Class 17
CS 202
03 November 2025

On the board
------------

1. Last time
2. Software architecture: device drivers
3. Synchronous vs asynchronous I/O
4. User-level threading, intro
5. Context switches (user-level threading)
    - swtch()
    - yield()
    - I/O
6. Cooperative multithreading
7. Preemptive user-level multithreading

---------------------------------------------------------------------------

1. Last time

    concurrency is hard, real-world example from a few weeks ago:
        https://aws.amazon.com/message/101925/
            DNS Planner
            Enactor

            fast enactor interleaved with slow enactor
            fast enactor cleanup deleted "active" (but stale) plan
            the architectural problem is that the versioning happened on a
                read from shared storage as opposed to at the instant of
                application at the endpoint
            the precise bug was a concurrency issue

2. Software architecture: device drivers

    The examples on the handout are simple device drivers.

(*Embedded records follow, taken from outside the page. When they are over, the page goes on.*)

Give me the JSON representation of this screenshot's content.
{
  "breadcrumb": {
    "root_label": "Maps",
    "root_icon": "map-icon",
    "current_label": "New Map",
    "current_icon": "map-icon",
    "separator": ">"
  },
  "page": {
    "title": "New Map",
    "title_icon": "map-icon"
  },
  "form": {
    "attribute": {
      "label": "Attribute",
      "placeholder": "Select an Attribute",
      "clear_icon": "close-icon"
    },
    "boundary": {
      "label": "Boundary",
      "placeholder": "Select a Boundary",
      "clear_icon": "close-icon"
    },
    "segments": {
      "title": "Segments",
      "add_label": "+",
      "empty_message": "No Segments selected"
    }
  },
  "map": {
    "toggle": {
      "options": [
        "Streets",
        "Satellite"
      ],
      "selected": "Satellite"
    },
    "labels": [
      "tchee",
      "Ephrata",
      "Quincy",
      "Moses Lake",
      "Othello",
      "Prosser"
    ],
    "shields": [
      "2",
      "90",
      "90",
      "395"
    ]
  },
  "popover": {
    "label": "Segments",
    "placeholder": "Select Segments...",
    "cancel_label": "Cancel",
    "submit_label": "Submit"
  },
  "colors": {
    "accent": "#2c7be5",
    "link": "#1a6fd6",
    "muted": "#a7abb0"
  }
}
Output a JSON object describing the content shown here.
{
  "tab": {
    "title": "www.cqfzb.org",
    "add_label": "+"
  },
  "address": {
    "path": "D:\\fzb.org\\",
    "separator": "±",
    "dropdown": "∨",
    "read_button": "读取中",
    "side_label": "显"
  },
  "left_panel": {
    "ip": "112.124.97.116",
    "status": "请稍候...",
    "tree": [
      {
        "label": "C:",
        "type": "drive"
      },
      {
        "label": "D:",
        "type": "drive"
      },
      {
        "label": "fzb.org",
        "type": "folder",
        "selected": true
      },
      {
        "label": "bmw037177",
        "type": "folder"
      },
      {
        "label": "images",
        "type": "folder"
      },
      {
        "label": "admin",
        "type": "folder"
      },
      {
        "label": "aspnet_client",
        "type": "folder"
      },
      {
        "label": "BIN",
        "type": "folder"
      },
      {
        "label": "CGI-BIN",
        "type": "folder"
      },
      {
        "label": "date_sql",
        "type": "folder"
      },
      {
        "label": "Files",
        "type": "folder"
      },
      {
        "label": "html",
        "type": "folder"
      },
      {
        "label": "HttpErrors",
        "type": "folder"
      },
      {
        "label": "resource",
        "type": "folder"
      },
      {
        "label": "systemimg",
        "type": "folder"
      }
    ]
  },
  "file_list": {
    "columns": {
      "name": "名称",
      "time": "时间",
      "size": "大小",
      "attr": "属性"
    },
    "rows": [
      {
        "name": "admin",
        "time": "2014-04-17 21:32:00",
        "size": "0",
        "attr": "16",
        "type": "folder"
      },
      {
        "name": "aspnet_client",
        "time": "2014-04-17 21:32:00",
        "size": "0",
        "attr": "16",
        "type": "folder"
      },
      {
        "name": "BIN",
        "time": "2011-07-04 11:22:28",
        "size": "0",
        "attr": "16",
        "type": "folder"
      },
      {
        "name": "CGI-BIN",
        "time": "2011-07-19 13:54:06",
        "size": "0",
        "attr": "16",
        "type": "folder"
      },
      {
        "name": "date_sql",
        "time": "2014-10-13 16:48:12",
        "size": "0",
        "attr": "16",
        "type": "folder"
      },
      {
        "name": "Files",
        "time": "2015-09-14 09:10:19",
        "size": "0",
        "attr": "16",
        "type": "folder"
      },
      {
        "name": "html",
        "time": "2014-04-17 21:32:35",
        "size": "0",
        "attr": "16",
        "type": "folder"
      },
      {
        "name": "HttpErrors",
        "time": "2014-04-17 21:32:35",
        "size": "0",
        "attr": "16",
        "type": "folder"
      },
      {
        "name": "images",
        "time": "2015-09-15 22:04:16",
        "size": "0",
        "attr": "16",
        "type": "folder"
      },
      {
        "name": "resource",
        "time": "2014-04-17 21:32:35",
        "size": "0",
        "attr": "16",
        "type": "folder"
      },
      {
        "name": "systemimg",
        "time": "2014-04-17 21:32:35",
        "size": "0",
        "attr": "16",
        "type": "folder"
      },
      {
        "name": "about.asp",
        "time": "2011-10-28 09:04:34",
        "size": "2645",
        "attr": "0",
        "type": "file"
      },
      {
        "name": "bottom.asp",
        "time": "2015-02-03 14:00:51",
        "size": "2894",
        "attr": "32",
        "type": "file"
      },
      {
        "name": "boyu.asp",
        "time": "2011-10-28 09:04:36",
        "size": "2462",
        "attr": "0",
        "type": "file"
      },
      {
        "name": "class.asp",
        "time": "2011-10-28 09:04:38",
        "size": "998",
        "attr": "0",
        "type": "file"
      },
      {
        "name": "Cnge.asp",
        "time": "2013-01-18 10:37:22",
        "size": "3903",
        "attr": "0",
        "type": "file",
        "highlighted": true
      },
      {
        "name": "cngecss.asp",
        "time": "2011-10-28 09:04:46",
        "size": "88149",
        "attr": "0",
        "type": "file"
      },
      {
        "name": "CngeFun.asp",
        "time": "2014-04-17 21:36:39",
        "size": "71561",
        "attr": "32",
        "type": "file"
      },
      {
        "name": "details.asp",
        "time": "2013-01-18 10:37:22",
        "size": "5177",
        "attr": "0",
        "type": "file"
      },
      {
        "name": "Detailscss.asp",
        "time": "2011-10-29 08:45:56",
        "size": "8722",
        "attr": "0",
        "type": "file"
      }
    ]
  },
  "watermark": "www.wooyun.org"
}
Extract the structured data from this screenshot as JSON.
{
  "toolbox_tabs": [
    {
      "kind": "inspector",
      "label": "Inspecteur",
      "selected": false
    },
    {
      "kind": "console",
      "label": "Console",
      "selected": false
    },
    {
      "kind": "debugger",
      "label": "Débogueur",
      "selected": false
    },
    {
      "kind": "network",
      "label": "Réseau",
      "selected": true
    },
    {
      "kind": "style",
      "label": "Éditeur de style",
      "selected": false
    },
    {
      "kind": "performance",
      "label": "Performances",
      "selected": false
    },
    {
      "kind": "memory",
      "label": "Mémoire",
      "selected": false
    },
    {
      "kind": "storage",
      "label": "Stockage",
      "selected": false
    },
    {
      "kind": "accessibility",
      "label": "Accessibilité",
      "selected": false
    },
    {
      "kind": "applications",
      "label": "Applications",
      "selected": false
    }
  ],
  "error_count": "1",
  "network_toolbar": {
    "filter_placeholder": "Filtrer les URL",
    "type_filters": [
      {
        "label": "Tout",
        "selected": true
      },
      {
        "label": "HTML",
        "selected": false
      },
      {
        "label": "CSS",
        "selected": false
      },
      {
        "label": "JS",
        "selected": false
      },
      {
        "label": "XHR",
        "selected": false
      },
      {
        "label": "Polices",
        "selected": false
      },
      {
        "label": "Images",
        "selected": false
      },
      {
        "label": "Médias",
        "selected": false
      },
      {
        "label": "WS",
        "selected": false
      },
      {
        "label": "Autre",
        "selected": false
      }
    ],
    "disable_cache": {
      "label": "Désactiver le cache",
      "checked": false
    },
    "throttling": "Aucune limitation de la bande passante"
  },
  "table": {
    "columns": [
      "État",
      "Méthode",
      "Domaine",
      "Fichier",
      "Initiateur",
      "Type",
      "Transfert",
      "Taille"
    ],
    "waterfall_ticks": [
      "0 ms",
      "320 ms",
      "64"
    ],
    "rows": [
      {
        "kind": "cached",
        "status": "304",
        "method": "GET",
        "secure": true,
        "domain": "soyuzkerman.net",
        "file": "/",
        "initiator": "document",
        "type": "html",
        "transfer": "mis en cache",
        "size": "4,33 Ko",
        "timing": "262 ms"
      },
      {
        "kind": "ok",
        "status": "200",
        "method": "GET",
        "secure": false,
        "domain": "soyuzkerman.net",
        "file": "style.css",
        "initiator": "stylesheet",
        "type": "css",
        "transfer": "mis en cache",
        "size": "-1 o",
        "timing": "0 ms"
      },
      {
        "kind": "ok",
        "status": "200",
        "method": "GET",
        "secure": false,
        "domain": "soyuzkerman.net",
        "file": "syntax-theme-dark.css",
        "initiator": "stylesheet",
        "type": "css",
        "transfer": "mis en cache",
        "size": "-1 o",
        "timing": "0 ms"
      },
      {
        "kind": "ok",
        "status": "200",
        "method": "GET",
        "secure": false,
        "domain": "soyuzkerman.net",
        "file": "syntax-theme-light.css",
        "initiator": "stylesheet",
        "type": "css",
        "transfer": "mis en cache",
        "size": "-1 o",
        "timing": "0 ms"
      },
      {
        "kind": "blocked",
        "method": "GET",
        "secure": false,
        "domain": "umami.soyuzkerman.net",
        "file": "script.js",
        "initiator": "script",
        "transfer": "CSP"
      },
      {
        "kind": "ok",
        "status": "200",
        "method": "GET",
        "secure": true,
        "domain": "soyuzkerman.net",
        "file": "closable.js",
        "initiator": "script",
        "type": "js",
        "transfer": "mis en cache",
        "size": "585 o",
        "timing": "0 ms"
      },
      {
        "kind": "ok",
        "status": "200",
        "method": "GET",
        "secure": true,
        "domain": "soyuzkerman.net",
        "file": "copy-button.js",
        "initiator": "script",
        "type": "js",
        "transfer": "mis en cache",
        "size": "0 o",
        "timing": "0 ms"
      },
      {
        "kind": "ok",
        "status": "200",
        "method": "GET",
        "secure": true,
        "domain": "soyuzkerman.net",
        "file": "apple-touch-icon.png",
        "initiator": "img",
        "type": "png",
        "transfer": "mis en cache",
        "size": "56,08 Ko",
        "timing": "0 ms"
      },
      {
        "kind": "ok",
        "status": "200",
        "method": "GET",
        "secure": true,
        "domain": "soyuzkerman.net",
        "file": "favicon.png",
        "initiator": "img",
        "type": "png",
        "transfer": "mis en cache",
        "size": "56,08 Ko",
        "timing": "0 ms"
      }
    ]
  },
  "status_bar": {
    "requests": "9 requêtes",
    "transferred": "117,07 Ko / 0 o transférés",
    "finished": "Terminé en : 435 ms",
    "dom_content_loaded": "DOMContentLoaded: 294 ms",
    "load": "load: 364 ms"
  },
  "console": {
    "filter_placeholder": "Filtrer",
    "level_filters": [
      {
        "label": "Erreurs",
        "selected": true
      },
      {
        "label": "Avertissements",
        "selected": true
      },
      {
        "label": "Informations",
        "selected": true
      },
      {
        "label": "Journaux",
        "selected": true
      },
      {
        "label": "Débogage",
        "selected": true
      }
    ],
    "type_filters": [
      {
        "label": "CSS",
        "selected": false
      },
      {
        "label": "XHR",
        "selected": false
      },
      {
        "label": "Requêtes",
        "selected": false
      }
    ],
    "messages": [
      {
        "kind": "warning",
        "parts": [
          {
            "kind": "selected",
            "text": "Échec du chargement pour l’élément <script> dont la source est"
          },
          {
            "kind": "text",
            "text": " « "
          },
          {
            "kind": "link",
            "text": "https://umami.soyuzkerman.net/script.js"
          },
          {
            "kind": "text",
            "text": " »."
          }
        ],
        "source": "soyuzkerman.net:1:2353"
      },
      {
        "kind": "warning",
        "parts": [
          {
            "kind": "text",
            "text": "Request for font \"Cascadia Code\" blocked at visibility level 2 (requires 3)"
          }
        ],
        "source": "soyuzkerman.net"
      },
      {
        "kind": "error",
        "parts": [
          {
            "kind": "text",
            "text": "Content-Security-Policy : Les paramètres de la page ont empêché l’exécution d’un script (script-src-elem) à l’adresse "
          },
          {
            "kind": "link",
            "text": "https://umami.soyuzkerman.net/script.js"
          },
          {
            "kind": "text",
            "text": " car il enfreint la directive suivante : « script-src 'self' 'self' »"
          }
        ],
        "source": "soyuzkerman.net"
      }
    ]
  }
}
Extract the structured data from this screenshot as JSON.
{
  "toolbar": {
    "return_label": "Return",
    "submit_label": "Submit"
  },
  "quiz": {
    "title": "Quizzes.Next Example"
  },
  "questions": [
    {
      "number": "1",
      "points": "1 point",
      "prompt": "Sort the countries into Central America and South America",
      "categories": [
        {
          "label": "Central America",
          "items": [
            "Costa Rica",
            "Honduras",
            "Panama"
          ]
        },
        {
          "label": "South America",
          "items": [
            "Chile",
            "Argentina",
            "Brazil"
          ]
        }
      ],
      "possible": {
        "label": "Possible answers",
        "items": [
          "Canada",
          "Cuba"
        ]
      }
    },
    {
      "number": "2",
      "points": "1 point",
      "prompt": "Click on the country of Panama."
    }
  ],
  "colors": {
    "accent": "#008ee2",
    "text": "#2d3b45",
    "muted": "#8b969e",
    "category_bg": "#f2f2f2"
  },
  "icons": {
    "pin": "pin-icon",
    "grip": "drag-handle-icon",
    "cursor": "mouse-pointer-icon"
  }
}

    Device drivers in general solve a software engineering problem ...

        [draw a picture]

        expose a well-defined interface to the kernel, so that the
        kernel can call comparatively simple read/write calls or
        whatever.

        For example, reset, ioctl, output, read, write,
        handle_interrupt()

        this abstracts away nasty hardware details so that the kernel
        doesn't have to understand them.

        When you write a driver, you are implementing this interface,
        and also calling functions that the kernel itself exposes

    ... but device drivers also *create* software engineering problems.
    Fundamental issues:

        Each device driver is per-OS and per-device (often can't reuse
        the "hard parts")

        They are often written by the device manufacturer (core
        competence of device manufacturers is hardware development, not
        software development).

        Under conventional kernel architectures, bugs in device drivers
        -- and there are many, many of them -- bring down the entire
        machine.

    So we have to worry about potentially sketchy drivers ...

    ... but we also have to worry about potentially sketchy devices.

        a buggy network card can scribble all over memory 
        (solution: use IOMMU; advanced topic)

        plug in your USB stick: claims to be a keyboard; starts issuing
        commands. (IOMMU doesn't help you with this one.)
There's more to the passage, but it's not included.